Home prices moderated this spring
Home prices dipped in April from March, though the pace of decline moderated at the start of the spring buying season, according to a survey released today, Reuters reported.
Even so, economists cautioned that house prices will likely continue to crawl along at low levels and could have further to fall, as the battered housing market works through an excess amount of houses for sale, ongoing foreclosures, tight credit and weak demand.
The S&P/Case-Shiller composite index of single-family home prices in 20 metropolitan areas dipped 0.1 percent on a seasonally adjusted basis. A Reuters poll of economists had forecast a decline of 0.2 percent.
On a non-seasonally adjusted basis, however, the index rose 0.7 percent, its first advance in eight months, the report said.
“The seasonally adjusted numbers show that much of the improvement reflects the beginning of the spring-summer home buying season,” David Blitzer, chairman of the index committee at Standard & Poor’s, said in a statement. “It is much too early to tell if this is a turning point or simply due to some warmer weather.”
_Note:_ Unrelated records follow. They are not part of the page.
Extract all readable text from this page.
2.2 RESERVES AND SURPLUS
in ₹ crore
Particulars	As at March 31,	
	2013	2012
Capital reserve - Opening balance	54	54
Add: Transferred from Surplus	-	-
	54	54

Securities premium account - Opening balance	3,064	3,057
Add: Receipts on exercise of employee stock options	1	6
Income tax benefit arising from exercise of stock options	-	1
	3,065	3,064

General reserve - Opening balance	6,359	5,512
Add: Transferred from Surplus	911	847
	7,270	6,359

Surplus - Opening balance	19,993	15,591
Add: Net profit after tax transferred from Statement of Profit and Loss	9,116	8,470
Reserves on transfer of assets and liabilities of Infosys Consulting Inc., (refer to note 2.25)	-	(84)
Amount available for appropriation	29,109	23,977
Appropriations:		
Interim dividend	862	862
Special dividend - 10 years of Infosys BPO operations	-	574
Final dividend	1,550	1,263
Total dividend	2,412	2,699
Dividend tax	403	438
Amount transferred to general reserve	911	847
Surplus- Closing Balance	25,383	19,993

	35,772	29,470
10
The 20-city composite index edged up to 138.84 from 138.16 in March, which had marked a new crisis-era low.
U.S. home prices were supported last spring by a tax credit, but the housing market has struggled since the credit expired. Though housing makes up a fraction of gross domestic product, most economists say the economy will be hard-pressed to make a sustainable recovery without an improvement in housing, Reuters said.